影はそれを甘んじて受け取り…、言葉を紡いだ。
「…秀にぃ。
僕、この頭脳や力を、何のために使うべきか。
使って良いのかずっと迷ってた。」
「ああ。」
秀司は影の頭に手を乗せたまま、神妙に応えた。
「今も迷ってる…。
一番難しいのは行動しようと腹をくくること。
でも僕決めたんだ。
アレクが死んだ、あの日に。
…後はただ粘り強さの問題だ。
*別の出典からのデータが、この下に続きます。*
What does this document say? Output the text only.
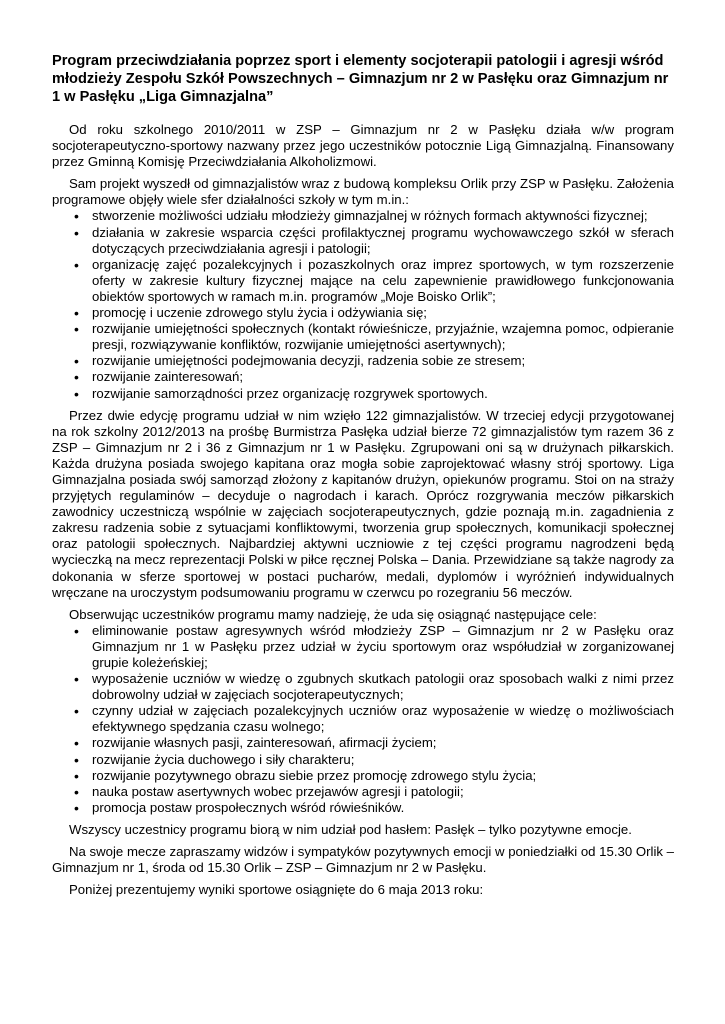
Program przeciwdziałania poprzez sport i elementy socjoterapii patologii i agresji wśród młodzieży Zespołu Szkół Powszechnych – Gimnazjum nr 2 w Pasłęku oraz Gimnazjum nr 1 w Pasłęku „Liga Gimnazjalna”

Od roku szkolnego 2010/2011 w ZSP – Gimnazjum nr 2 w Pasłęku działa w/w program socjoterapeutyczno-sportowy nazwany przez jego uczestników potocznie Ligą Gimnazjalną. Finansowany przez Gminną Komisję Przeciwdziałania Alkoholizmowi.

Sam projekt wyszedł od gimnazjalistów wraz z budową kompleksu Orlik przy ZSP w Pasłęku. Założenia programowe objęły wiele sfer działalności szkoły w tym m.in.:

• stworzenie możliwości udziału młodzieży gimnazjalnej w różnych formach aktywności fizycznej;
• działania w zakresie wsparcia części profilaktycznej programu wychowawczego szkół w sferach dotyczących przeciwdziałania agresji i patologii;
• organizację zajęć pozalekcyjnych i pozaszkolnych oraz imprez sportowych, w tym rozszerzenie oferty w zakresie kultury fizycznej mające na celu zapewnienie prawidłowego funkcjonowania obiektów sportowych w ramach m.in. programów „Moje Boisko Orlik”;
• promocję i uczenie zdrowego stylu życia i odżywiania się;
• rozwijanie umiejętności społecznych (kontakt rówieśnicze, przyjaźnie, wzajemna pomoc, odpieranie presji, rozwiązywanie konfliktów, rozwijanie umiejętności asertywnych);
• rozwijanie umiejętności podejmowania decyzji, radzenia sobie ze stresem;
• rozwijanie zainteresowań;
• rozwijanie samorządności przez organizację rozgrywek sportowych.

Przez dwie edycję programu udział w nim wzięło 122 gimnazjalistów. W trzeciej edycji przygotowanej na rok szkolny 2012/2013 na prośbę Burmistrza Pasłęka udział bierze 72 gimnazjalistów tym razem 36 z ZSP – Gimnazjum nr 2 i 36 z Gimnazjum nr 1 w Pasłęku. Zgrupowani oni są w drużynach piłkarskich. Każda drużyna posiada swojego kapitana oraz mogła sobie zaprojektować własny strój sportowy. Liga Gimnazjalna posiada swój samorząd złożony z kapitanów drużyn, opiekunów programu. Stoi on na straży przyjętych regulaminów – decyduje o nagrodach i karach. Oprócz rozgrywania meczów piłkarskich zawodnicy uczestniczą wspólnie w zajęciach socjoterapeutycznych, gdzie poznają m.in. zagadnienia z zakresu radzenia sobie z sytuacjami konfliktowymi, tworzenia grup społecznych, komunikacji społecznej oraz patologii społecznych. Najbardziej aktywni uczniowie z tej części programu nagrodzeni będą wycieczką na mecz reprezentacji Polski w piłce ręcznej Polska – Dania. Przewidziane są także nagrody za dokonania w sferze sportowej w postaci pucharów, medali, dyplomów i wyróżnień indywidualnych wręczane na uroczystym podsumowaniu programu w czerwcu po rozegraniu 56 meczów.

Obserwując uczestników programu mamy nadzieję, że uda się osiągnąć następujące cele:

• eliminowanie postaw agresywnych wśród młodzieży ZSP – Gimnazjum nr 2 w Pasłęku oraz Gimnazjum nr 1 w Pasłęku przez udział w życiu sportowym oraz współudział w zorganizowanej grupie koleżeńskiej;
• wyposażenie uczniów w wiedzę o zgubnych skutkach patologii oraz sposobach walki z nimi przez dobrowolny udział w zajęciach socjoterapeutycznych;
• czynny udział w zajęciach pozalekcyjnych uczniów oraz wyposażenie w wiedzę o możliwościach efektywnego spędzania czasu wolnego;
• rozwijanie własnych pasji, zainteresowań, afirmacji życiem;
• rozwijanie życia duchowego i siły charakteru;
• rozwijanie pozytywnego obrazu siebie przez promocję zdrowego stylu życia;
• nauka postaw asertywnych wobec przejawów agresji i patologii;
• promocja postaw prospołecznych wśród rówieśników.

Wszyscy uczestnicy programu biorą w nim udział pod hasłem: Pasłęk – tylko pozytywne emocje.

Na swoje mecze zapraszamy widzów i sympatyków pozytywnych emocji w poniedziałki od 15.30 Orlik – Gimnazjum nr 1, środa od 15.30 Orlik – ZSP – Gimnazjum nr 2 w Pasłęku.

Poniżej prezentujemy wyniki sportowe osiągnięte do 6 maja 2013 roku:
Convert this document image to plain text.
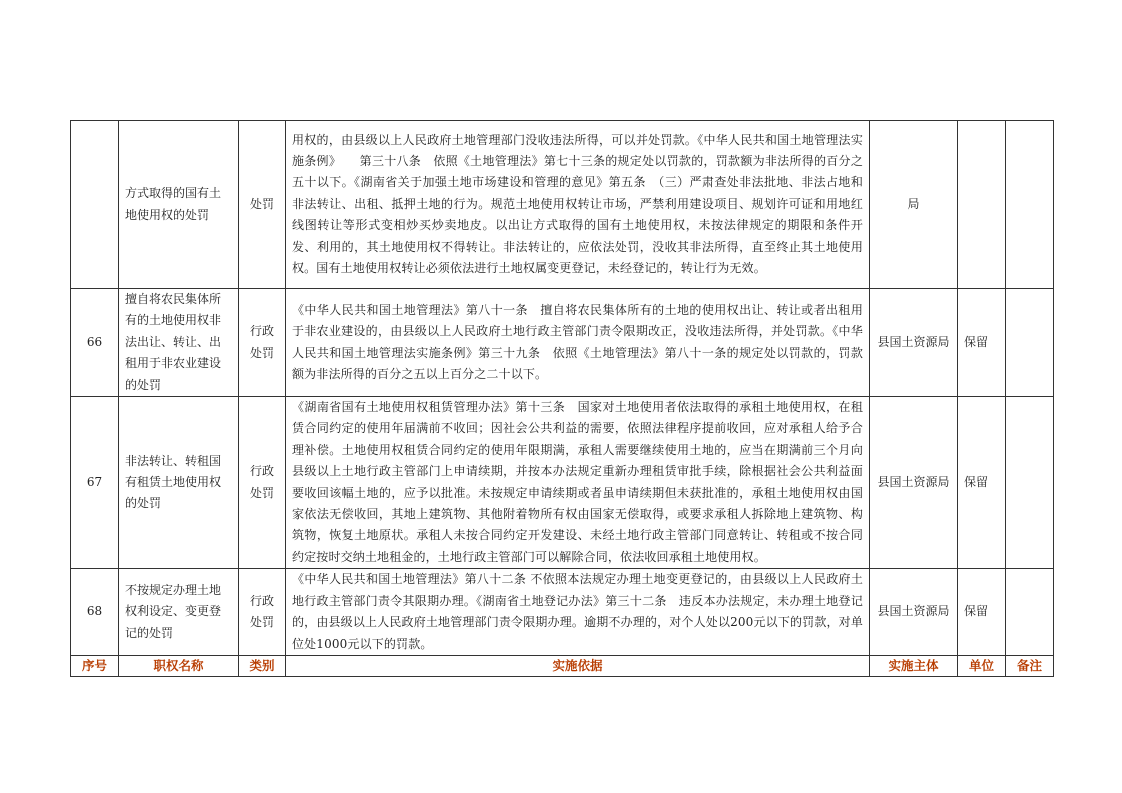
	方式取得的国有土地使用权的处罚	处罚	用权的，由县级以上人民政府土地管理部门没收违法所得，可以并处罚款。《中华人民共和国土地管理法实施条例》　　第三十八条　依照《土地管理法》第七十三条的规定处以罚款的，罚款额为非法所得的百分之五十以下。《湖南省关于加强土地市场建设和管理的意见》第五条　（三）严肃查处非法批地、非法占地和非法转让、出租、抵押土地的行为。规范土地使用权转让市场，严禁利用建设项目、规划许可证和用地红线图转让等形式变相炒买炒卖地皮。以出让方式取得的国有土地使用权，未按法律规定的期限和条件开发、利用的，其土地使用权不得转让。非法转让的，应依法处罚，没收其非法所得，直至终止其土地使用权。国有土地使用权转让必须依法进行土地权属变更登记，未经登记的，转让行为无效。	局		
66	擅自将农民集体所有的土地使用权非法出让、转让、出租用于非农业建设的处罚	行政处罚	《中华人民共和国土地管理法》第八十一条　擅自将农民集体所有的土地的使用权出让、转让或者出租用于非农业建设的，由县级以上人民政府土地行政主管部门责令限期改正，没收违法所得，并处罚款。《中华人民共和国土地管理法实施条例》第三十九条　依照《土地管理法》第八十一条的规定处以罚款的，罚款额为非法所得的百分之五以上百分之二十以下。	县国土资源局	保留	
67	非法转让、转租国有租赁土地使用权的处罚	行政处罚	《湖南省国有土地使用权租赁管理办法》第十三条　国家对土地使用者依法取得的承租土地使用权，在租赁合同约定的使用年届满前不收回；因社会公共利益的需要，依照法律程序提前收回，应对承租人给予合理补偿。土地使用权租赁合同约定的使用年限期满，承租人需要继续使用土地的，应当在期满前三个月向县级以上土地行政主管部门上申请续期，并按本办法规定重新办理租赁审批手续，除根据社会公共利益面要收回该幅土地的，应予以批准。未按规定申请续期或者虽申请续期但未获批准的，承租土地使用权由国家依法无偿收回，其地上建筑物、其他附着物所有权由国家无偿取得，或要求承租人拆除地上建筑物、构筑物，恢复土地原状。承租人未按合同约定开发建设、未经土地行政主管部门同意转让、转租或不按合同约定按时交纳土地租金的，土地行政主管部门可以解除合同，依法收回承租土地使用权。	县国土资源局	保留	
68	不按规定办理土地权利设定、变更登记的处罚	行政处罚	《中华人民共和国土地管理法》第八十二条 不依照本法规定办理土地变更登记的，由县级以上人民政府土地行政主管部门责令其限期办理。《湖南省土地登记办法》第三十二条　违反本办法规定，未办理土地登记的，由县级以上人民政府土地管理部门责令限期办理。逾期不办理的，对个人处以200元以下的罚款，对单位处1000元以下的罚款。	县国土资源局	保留	
序号	职权名称	类别	实施依据	实施主体	单位	备注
」
そう、何かを決心した顔で、影は一歩前へ進んだ。
「……」
秀司は、その過程で影の頭から離れた、自分の掌を見つめていた。
「…さっき俺はプロポーズしてきたんだ。
だから我兄弟よ。
こっそり、家族を代表して出席してくれないか?」
秀司は泣きそうな目を閉じ、すがるような声音でそう言った。
「……」
影はそっと
そっと、それを掻き消すように満面の笑みで振り返り
「うん!
出席届けには、欠席って書いておくよ。」
そう、自信満々に言った。
欠席と出席届けを出すのは、彼の兄弟達にとって出席を表していた。
けれど秀司は、とても悲しげな顔をしていて…。
「ああ、いつまでも待っているよ。
我兄弟。」
去っていく唯一の肉親を、いつまでも見つめていた。
きっと、二度と会えないのだろうと思いながら…。
イヤリングのGEMに軽く触れ、端末を開いた。
SNSのアプリ、LEINに通知が来ているのに気づいてアプリを開いた。
『好きだ。』
飛び込んできた単語に驚く脳の、その隅で、誰かが現代っ子ねぇ…と呑気に言っていた。